Wirtschaftswissenschaftler wollen noch weniger

Der Vorstandsvorsitzende der Bundesagentur für Arbeit, Frank-Jürgen Weise, bezieht weder Hartz IV noch einen Niedriglohn, äußerst sich aber über die Angemessenheit der Einkünfte derer, die damit zurecht kommen müssen.

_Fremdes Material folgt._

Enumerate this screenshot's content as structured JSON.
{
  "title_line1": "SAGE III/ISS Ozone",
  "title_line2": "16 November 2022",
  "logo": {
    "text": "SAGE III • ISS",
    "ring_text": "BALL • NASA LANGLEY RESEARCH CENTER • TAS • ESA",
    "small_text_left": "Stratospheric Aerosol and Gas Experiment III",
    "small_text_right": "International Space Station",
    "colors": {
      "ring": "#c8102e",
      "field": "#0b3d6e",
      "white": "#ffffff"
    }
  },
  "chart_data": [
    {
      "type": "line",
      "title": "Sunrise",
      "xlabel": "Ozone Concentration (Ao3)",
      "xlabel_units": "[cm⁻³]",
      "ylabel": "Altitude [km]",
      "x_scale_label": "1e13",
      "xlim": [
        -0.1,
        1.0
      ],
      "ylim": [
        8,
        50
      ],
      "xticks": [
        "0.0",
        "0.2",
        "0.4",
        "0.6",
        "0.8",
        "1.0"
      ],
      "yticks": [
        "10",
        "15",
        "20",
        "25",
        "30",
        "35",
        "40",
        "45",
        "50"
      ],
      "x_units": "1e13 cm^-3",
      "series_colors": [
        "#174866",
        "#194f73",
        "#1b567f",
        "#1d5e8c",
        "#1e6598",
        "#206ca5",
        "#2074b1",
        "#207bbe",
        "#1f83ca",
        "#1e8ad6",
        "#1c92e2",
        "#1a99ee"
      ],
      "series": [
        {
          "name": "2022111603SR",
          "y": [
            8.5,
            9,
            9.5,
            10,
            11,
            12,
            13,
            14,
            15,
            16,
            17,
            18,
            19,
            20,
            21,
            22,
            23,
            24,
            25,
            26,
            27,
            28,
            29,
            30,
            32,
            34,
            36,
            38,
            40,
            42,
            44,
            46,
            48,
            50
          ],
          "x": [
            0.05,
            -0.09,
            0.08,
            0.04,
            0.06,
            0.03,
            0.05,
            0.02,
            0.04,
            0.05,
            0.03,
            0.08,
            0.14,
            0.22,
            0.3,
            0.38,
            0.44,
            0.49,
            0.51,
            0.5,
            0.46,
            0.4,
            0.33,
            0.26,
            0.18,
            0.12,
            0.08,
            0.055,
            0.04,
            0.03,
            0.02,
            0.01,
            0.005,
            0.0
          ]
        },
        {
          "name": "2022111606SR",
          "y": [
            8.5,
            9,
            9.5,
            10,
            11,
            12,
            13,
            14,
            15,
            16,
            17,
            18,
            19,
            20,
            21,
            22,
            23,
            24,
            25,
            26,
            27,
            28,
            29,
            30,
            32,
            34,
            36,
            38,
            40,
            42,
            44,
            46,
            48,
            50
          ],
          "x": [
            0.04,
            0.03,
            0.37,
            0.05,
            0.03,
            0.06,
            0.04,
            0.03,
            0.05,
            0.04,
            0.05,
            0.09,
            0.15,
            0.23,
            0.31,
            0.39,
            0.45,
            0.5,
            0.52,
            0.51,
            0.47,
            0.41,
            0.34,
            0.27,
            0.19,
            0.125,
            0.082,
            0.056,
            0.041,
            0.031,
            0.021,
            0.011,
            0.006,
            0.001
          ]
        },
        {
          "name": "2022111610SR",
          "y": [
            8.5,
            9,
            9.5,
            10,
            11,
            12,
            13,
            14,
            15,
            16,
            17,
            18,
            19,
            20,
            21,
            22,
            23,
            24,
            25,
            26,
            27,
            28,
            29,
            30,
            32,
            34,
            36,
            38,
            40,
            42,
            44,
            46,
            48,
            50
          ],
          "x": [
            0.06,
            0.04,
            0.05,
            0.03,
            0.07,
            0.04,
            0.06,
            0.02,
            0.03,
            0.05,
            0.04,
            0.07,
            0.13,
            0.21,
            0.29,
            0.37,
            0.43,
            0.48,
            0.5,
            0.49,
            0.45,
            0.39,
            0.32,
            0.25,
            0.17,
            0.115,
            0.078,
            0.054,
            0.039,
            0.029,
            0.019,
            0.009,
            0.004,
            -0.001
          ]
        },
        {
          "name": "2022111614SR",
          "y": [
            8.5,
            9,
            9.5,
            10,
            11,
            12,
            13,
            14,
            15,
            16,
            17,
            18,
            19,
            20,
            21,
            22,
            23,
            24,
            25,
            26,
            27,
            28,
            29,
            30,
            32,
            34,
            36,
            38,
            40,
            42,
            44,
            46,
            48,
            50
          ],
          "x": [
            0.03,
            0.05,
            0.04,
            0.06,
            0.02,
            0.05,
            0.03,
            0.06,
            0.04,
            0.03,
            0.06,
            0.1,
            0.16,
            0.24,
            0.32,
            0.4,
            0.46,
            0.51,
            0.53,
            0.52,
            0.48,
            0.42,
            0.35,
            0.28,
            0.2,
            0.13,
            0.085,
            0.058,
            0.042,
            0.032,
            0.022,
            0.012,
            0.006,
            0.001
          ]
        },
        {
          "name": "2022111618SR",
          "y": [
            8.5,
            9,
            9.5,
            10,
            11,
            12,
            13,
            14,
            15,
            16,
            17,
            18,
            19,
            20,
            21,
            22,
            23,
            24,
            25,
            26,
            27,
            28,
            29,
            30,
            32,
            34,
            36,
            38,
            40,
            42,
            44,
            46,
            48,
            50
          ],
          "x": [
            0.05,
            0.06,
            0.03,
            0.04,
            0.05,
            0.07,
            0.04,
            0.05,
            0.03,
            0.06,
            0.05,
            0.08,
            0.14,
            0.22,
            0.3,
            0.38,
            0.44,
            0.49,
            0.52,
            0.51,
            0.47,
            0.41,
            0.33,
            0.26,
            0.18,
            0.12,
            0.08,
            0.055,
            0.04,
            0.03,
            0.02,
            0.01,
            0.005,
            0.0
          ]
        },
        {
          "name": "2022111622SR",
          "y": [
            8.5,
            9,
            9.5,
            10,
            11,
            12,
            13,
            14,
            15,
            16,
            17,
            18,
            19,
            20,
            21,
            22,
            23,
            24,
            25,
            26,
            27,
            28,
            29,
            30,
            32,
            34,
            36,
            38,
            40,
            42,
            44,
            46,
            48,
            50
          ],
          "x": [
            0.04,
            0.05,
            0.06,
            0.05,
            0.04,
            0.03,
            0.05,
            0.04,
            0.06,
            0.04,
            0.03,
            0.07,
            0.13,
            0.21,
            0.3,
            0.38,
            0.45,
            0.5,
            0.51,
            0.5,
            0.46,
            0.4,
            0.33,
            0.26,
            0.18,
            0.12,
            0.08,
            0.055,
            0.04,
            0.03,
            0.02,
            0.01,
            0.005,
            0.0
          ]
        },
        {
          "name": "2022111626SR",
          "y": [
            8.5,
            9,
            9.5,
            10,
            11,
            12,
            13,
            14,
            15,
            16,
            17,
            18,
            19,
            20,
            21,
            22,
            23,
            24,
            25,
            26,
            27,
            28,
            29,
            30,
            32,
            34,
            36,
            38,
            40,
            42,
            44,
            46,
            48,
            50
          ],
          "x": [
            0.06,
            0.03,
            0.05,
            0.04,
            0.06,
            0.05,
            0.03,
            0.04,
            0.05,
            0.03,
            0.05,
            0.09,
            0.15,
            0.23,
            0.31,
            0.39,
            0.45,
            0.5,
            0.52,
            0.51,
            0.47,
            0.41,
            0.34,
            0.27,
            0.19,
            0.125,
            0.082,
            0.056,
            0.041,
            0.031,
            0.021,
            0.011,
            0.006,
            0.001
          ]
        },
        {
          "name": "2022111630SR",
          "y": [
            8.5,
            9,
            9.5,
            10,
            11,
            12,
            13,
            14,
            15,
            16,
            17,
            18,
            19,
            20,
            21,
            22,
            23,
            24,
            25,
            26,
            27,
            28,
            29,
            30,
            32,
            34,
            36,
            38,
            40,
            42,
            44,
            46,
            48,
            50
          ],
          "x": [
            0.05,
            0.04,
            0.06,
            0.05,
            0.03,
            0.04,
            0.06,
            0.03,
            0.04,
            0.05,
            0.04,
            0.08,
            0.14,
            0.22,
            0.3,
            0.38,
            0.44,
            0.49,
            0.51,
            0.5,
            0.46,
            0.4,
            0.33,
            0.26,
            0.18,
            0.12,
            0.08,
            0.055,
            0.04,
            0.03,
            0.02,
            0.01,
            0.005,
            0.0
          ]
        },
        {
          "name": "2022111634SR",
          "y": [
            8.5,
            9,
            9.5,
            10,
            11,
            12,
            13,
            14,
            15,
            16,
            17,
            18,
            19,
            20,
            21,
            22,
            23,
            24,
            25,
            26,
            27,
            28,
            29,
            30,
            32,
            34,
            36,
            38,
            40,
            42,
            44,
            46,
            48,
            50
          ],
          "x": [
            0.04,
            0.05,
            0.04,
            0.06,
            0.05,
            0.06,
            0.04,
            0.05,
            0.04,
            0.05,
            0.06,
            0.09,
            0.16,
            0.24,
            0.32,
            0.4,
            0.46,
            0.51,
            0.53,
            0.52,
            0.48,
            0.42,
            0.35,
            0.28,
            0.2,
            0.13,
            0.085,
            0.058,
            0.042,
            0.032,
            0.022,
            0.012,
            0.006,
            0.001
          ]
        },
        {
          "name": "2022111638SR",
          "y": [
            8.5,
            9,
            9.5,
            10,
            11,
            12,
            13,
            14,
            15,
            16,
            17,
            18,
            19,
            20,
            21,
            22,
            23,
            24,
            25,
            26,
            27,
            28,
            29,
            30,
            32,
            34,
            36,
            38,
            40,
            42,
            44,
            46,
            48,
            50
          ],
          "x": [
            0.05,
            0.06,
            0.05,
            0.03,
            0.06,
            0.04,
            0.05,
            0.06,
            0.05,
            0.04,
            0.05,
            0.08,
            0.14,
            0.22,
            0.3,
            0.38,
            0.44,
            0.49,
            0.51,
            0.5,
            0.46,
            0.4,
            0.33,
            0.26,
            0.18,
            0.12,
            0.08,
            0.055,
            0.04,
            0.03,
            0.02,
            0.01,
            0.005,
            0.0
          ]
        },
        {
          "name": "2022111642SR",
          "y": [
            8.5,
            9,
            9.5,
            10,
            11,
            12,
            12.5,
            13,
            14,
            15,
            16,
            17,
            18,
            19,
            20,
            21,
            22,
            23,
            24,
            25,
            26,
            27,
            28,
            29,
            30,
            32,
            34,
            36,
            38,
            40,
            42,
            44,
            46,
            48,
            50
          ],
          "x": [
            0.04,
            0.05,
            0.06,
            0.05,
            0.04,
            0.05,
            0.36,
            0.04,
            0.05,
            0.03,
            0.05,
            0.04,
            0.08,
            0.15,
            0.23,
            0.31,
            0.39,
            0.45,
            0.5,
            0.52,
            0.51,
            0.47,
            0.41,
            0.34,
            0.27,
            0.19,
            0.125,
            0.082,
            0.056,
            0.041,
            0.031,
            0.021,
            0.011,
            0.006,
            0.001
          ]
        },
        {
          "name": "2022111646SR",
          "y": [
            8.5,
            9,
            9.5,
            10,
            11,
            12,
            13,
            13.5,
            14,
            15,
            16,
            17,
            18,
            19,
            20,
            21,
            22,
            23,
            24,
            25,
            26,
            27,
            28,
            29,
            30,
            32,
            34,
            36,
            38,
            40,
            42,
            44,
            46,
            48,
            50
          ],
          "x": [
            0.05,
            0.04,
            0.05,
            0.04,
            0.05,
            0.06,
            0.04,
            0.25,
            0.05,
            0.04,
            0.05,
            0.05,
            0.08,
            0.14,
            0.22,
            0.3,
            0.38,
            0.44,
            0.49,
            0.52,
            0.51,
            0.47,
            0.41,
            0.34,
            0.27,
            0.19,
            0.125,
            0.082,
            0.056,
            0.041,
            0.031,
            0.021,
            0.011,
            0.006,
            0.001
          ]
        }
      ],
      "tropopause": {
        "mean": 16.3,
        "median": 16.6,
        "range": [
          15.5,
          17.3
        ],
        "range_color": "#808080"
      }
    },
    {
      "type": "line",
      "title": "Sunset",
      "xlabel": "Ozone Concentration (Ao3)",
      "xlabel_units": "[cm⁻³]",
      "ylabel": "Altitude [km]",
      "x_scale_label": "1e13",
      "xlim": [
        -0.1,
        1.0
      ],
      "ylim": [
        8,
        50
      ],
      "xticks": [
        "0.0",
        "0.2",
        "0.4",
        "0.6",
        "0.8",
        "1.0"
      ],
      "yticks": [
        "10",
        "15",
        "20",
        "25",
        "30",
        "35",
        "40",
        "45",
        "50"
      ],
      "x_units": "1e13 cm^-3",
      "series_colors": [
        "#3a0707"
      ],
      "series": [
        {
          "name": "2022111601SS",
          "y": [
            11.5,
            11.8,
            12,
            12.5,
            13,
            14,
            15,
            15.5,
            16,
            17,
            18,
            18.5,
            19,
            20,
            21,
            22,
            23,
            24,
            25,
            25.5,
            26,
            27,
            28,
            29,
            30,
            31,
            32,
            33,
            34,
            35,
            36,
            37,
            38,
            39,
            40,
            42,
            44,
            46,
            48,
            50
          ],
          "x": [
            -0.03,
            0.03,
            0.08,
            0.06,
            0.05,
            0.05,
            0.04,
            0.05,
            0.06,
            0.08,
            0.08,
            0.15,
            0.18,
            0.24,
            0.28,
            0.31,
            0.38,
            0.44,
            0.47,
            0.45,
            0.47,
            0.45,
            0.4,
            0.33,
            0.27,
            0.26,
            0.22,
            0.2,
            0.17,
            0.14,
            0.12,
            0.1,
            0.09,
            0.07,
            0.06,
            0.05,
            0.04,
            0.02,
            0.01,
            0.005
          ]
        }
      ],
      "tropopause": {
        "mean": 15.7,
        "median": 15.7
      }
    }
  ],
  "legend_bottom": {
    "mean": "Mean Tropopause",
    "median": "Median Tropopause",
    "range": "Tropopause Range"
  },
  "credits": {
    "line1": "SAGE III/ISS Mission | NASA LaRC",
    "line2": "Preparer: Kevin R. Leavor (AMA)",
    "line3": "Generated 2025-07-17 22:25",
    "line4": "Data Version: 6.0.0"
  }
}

Die derzeitige Höhe der sozialen Mindestsicherung sei nicht korrekturbedürftig, meint Weise. "Aus meiner Sicht ist der jetzige 'Hartz IV'-Satz keine Luxus-Versorgung", sagte Weise der "Bild"-Zeitung. "Wir müssen beachten: 'Hartz IV' ist ein Gesetz zur Armutsbekämpfung und soll ein einigermaßen normales Leben in der Gesellschaft ermöglichen."

Zuletzt hatten zwei Chemnitzer Wirtschaftswissenschaftler "in einer Studie erklärt", der derzeitige "Hartz IV"-Regelsatz von 351 Euro pro Monat sei eher zu hoch.

Weise sagte, die Zahl der Missbrauchsfälle beim Arbeitslosengeld II gehe zurück. "Seit Januar 2007 haben wir rund 100.000 nachgewiesene Missbrauchsfälle im Bereich 'Hartz IV', sagte er. Gut 20.000 davon seien wegen des Verdachts einer Straftat an die Staatsanwaltschaft übergeben worden.

"Bei über sieben Millionen Menschen, die derzeit Hartz IV beziehen, reden wir also über eine Größenordnung des Missbrauchs von einem Prozent", sagte Weise. Wo es notwendig sei, kontrolliere die Bundesagentur mehr. "Aber wir wollen keine Polizeibehörde werden", so Weise und ergänzt ganz führsorglich: "Im Vordergrund unserer Arbeit steht die Hilfe, nicht der Betrugsverdacht."